Podría ser que lo mejor de Un buen año no sea la actuación de Crowe (estupenda, desde luego), ni las escenas campestres, ni las deliciosas charlas y discusiones entre Max y la familia de viticultores que atienden su viñedo o la belleza irresistible de Marion Cotillard como Fanny, la chica que le cambiará la vida. La película tiene un extra especial: los flashbacks que narran la relación entre Max cuando niño (Freddie Highmore, por mucho el mejor actor infantil de su generación) y su tío Henry, que es nada menos que el hoy legendario Albert Finney, quien se encarga de criar al sobrino con una serie de enseñanzas plenas de regocijo y sabiduría.
Todas las escenas entre Max y su tío son una delicia, porque rebosan de sinceridad y recrean una relación humana salpicada por esa mezcla de alegría y seriedad, de humor y sentido de la responsabilidad, que caracteriza a la verdadera educación sentimental.
Pese a algunos resbalones como la horrorosa GI Jane o la bastante insípida Hannibal, Scott es uno de los mejores directores surgidos de los últimos 30 años. Desde que empezó a dirigir, en cada década ha presentado por lo menos una obra maestra y tiene un estilo único e irrepetible, que sabe imprimir a cada cinta que hace, ya sea un épico colosal como lo fue Gladiador o un thriller elegante como Alguien que cuide de mí, una leyenda del cinema moderno como Blade Runner.

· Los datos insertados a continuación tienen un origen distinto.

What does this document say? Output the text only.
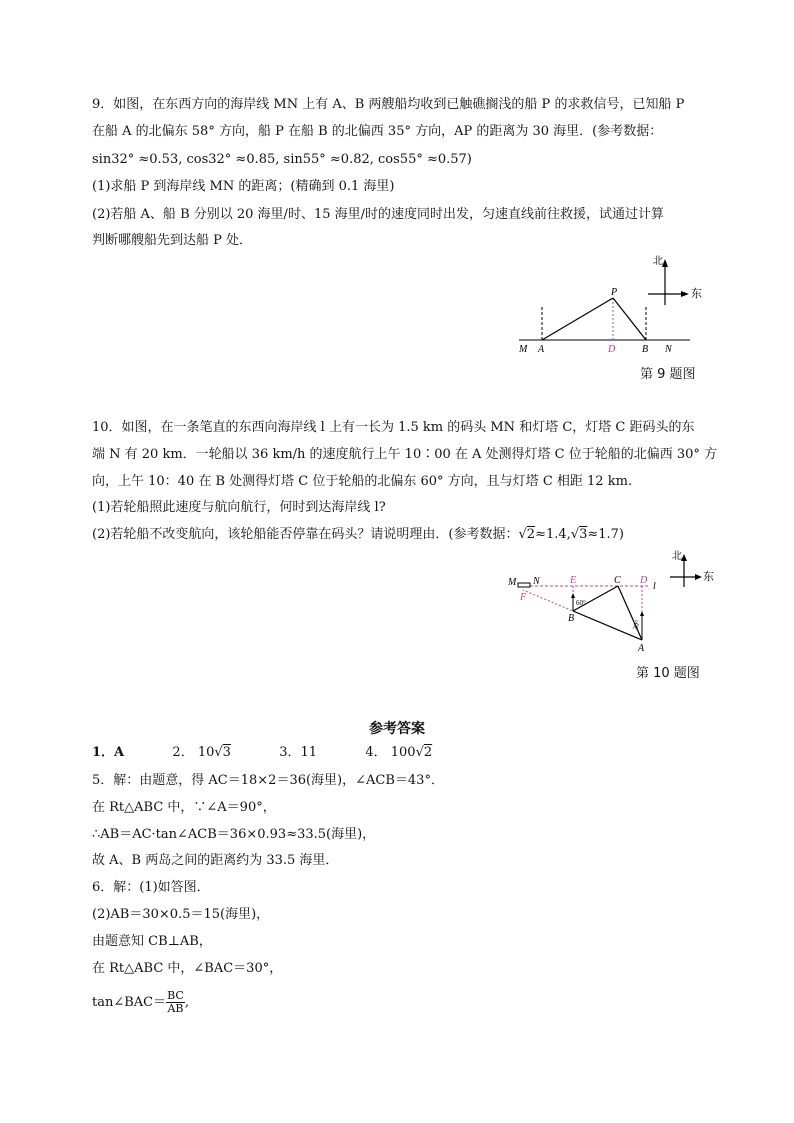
9．如图，在东西方向的海岸线 MN 上有 A、B 两艘船均收到已触礁搁浅的船 P 的求救信号，已知船 P
在船 A 的北偏东 58° 方向，船 P 在船 B 的北偏西 35° 方向，AP 的距离为 30 海里．(参考数据：
sin32° ≈0.53, cos32° ≈0.85, sin55° ≈0.82, cos55° ≈0.57)
(1)求船 P 到海岸线 MN 的距离；(精确到 0.1 海里)
(2)若船 A、船 B 分别以 20 海里/时、15 海里/时的速度同时出发，匀速直线前往救援，试通过计算
判断哪艘船先到达船 P 处．
北
东
M A	D	B N
P
第 9 题图
10．如图，在一条笔直的东西向海岸线 l 上有一长为 1.5 km 的码头 MN 和灯塔 C，灯塔 C 距码头的东
端 N 有 20 km．一轮船以 36 km/h 的速度航行上午 10∶00 在 A 处测得灯塔 C 位于轮船的北偏西 30° 方
向，上午 10：40 在 B 处测得灯塔 C 位于轮船的北偏东 60° 方向，且与灯塔 C 相距 12 km.
(1)若轮船照此速度与航向航行，何时到达海岸线 l?
(2)若轮船不改变航向，该轮船能否停靠在码头？请说明理由．(参考数据：√2≈1.4,√3≈1.7)
北
东
M N	E	C D
l
F
B
A
60°
30°
第 10 题图
参考答案
1．A	2． 10√3	3．11	4． 100√2
5．解：由题意，得 AC＝18×2＝36(海里)，∠ACB＝43°．
在 Rt△ABC 中，∵∠A＝90°，
∴AB＝AC·tan∠ACB＝36×0.93≈33.5(海里)，
故 A、B 两岛之间的距离约为 33.5 海里．
6．解：(1)如答图．
(2)AB＝30×0.5＝15(海里)，
由题意知 CB⊥AB，
在 Rt△ABC 中，∠BAC＝30°，
tan∠BAC＝ $\frac{BC}{AB}$ ,
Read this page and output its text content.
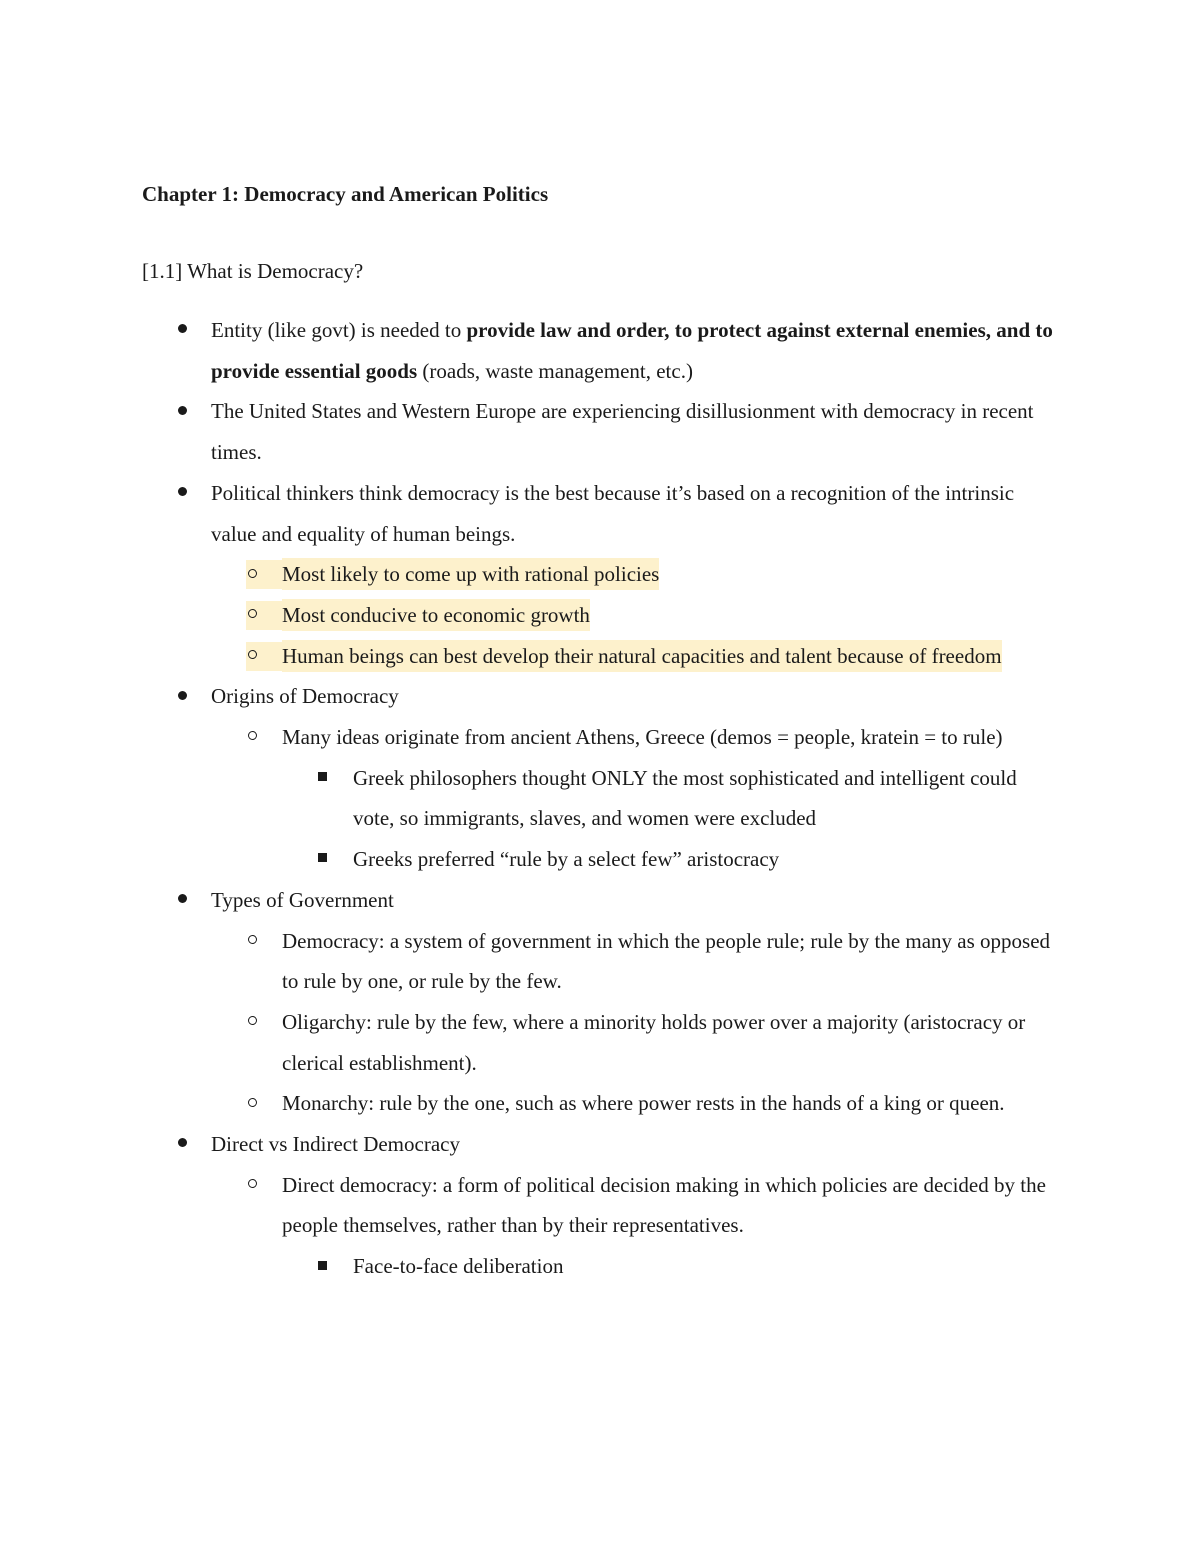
Chapter 1: Democracy and American Politics
[1.1] What is Democracy?
Entity (like govt) is needed to provide law and order, to protect against external enemies, and to provide essential goods (roads, waste management, etc.)
The United States and Western Europe are experiencing disillusionment with democracy in recent times.
Political thinkers think democracy is the best because it’s based on a recognition of the intrinsic value and equality of human beings.
Most likely to come up with rational policies
Most conducive to economic growth
Human beings can best develop their natural capacities and talent because of freedom
Origins of Democracy
Many ideas originate from ancient Athens, Greece (demos = people, kratein = to rule)
Greek philosophers thought ONLY the most sophisticated and intelligent could vote, so immigrants, slaves, and women were excluded
Greeks preferred “rule by a select few” aristocracy
Types of Government
Democracy: a system of government in which the people rule; rule by the many as opposed to rule by one, or rule by the few.
Oligarchy: rule by the few, where a minority holds power over a majority (aristocracy or clerical establishment).
Monarchy: rule by the one, such as where power rests in the hands of a king or queen.
Direct vs Indirect Democracy
Direct democracy: a form of political decision making in which policies are decided by the people themselves, rather than by their representatives.
Face-to-face deliberation
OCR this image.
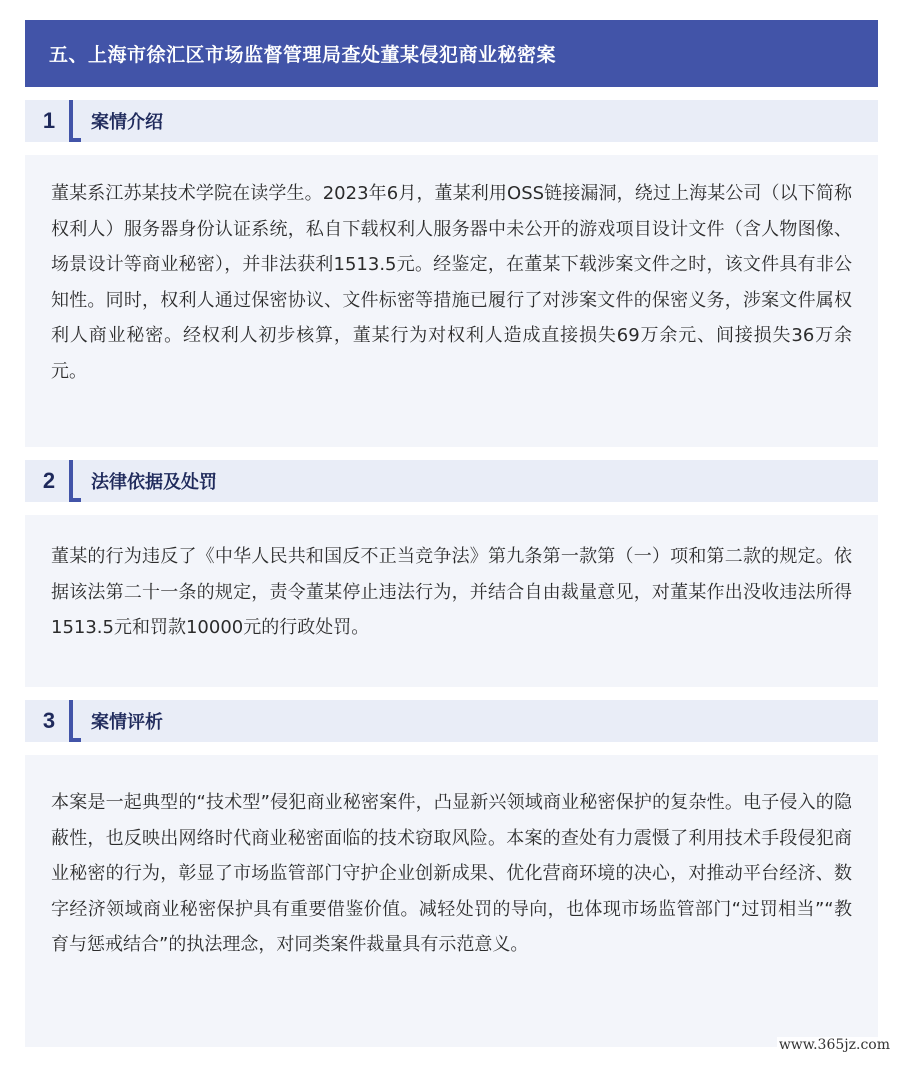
五、上海市徐汇区市场监督管理局查处董某侵犯商业秘密案
1 案情介绍

董某系江苏某技术学院在读学生。2023年6月，董某利用OSS链接漏洞，绕过上海某公司（以下简称权利人）服务器身份认证系统，私自下载权利人服务器中未公开的游戏项目设计文件（含人物图像、场景设计等商业秘密），并非法获利1513.5元。经鉴定，在董某下载涉案文件之时，该文件具有非公知性。同时，权利人通过保密协议、文件标密等措施已履行了对涉案文件的保密义务，涉案文件属权利人商业秘密。经权利人初步核算，董某行为对权利人造成直接损失69万余元、间接损失36万余元。

2 法律依据及处罚

董某的行为违反了《中华人民共和国反不正当竞争法》第九条第一款第（一）项和第二款的规定。依据该法第二十一条的规定，责令董某停止违法行为，并结合自由裁量意见，对董某作出没收违法所得1513.5元和罚款10000元的行政处罚。

3 案情评析

本案是一起典型的“技术型”侵犯商业秘密案件，凸显新兴领域商业秘密保护的复杂性。电子侵入的隐蔽性，也反映出网络时代商业秘密面临的技术窃取风险。本案的查处有力震慑了利用技术手段侵犯商业秘密的行为，彰显了市场监管部门守护企业创新成果、优化营商环境的决心，对推动平台经济、数字经济领域商业秘密保护具有重要借鉴价值。减轻处罚的导向，也体现市场监管部门“过罚相当”“教育与惩戒结合”的执法理念，对同类案件裁量具有示范意义。

www.365jz.com
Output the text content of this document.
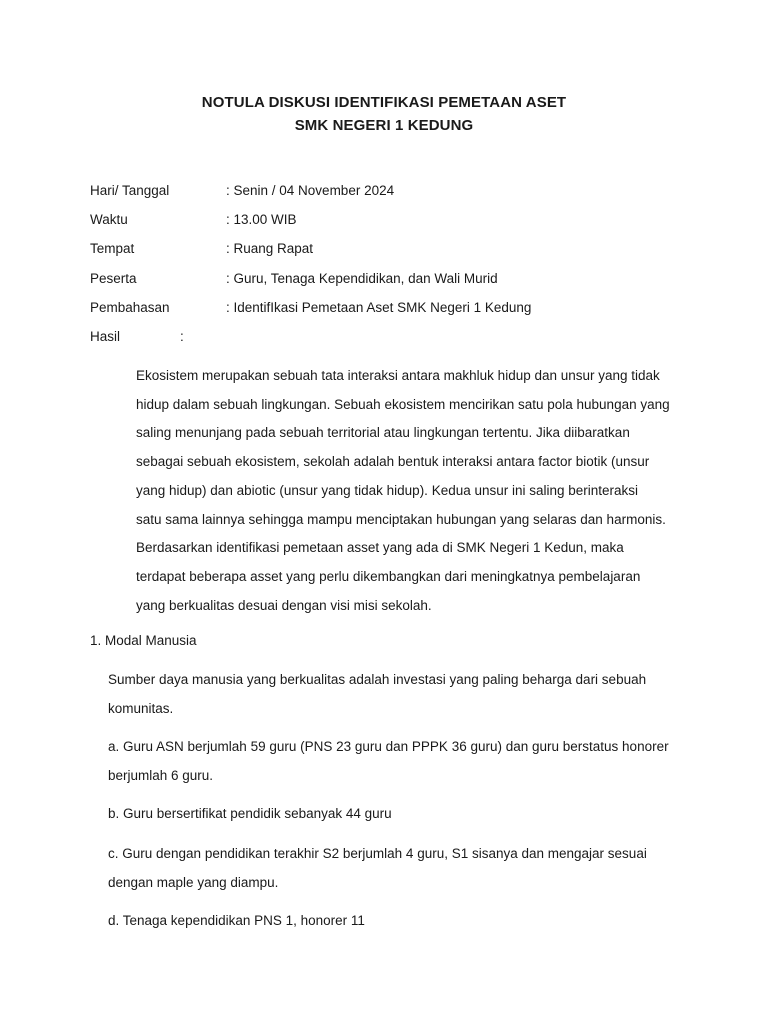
NOTULA DISKUSI IDENTIFIKASI PEMETAAN ASET
SMK NEGERI 1 KEDUNG
Hari/ Tanggal	: Senin / 04 November 2024
Waktu	: 13.00 WIB
Tempat	: Ruang Rapat
Peserta	: Guru, Tenaga Kependidikan, dan Wali Murid
Pembahasan	: IdentifIkasi Pemetaan Aset SMK Negeri 1 Kedung
Hasil	:
Ekosistem merupakan sebuah tata interaksi antara makhluk hidup dan unsur yang tidak
hidup dalam sebuah lingkungan. Sebuah ekosistem mencirikan satu pola hubungan yang
saling menunjang pada sebuah territorial atau lingkungan tertentu. Jika diibaratkan
sebagai sebuah ekosistem, sekolah adalah bentuk interaksi antara factor biotik (unsur
yang hidup) dan abiotic (unsur yang tidak hidup). Kedua unsur ini saling berinteraksi
satu sama lainnya sehingga mampu menciptakan hubungan yang selaras dan harmonis.
Berdasarkan identifikasi pemetaan asset yang ada di SMK Negeri 1 Kedun, maka
terdapat beberapa asset yang perlu dikembangkan dari meningkatnya pembelajaran
yang berkualitas desuai dengan visi misi sekolah.
1. Modal Manusia
Sumber daya manusia yang berkualitas adalah investasi yang paling beharga dari sebuah
komunitas.
a. Guru ASN berjumlah 59 guru (PNS 23 guru dan PPPK 36 guru) dan guru berstatus honorer
berjumlah 6 guru.
b. Guru bersertifikat pendidik sebanyak 44 guru
c. Guru dengan pendidikan terakhir S2 berjumlah 4 guru, S1 sisanya dan mengajar sesuai
dengan maple yang diampu.
d. Tenaga kependidikan PNS 1, honorer 11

Todas son cintas a las que invierte una fuerte dosis de su mente y su cuidadoso trabajo, realizado casi siempre a gran escala; no obstante, de vez en cuando se toma un respiro para dirigir películas más “pequeñas” como en el caso de Thelma & Louise (que se convirtió en cinta icónica) o la comedia ácida Los Impostores. Ahora, después del fracaso espectacular que fuera Cruzada, donde no pudo lograr que ese inútil palo llamado Orlando Bloom pudiera transmitir cualquier tipo de emoción, y antes de embarcarse en la más ambiciosa American Gangster, al lado de Denzel Washington, Scott se toma unas minivacaciones en la región vitivinícola de Francia, para mostrar su oficio en esta muestra de buen cine realizado sin más pretensión que la de hacernos sentir bien y entretener, cosa que logra, de manera magistral.
Un buen año/A Good Year
Con Russell Crowe, Marion Cotillard, Valeria Bruni-Tedeschi, Tom Hollander y Albert Finney.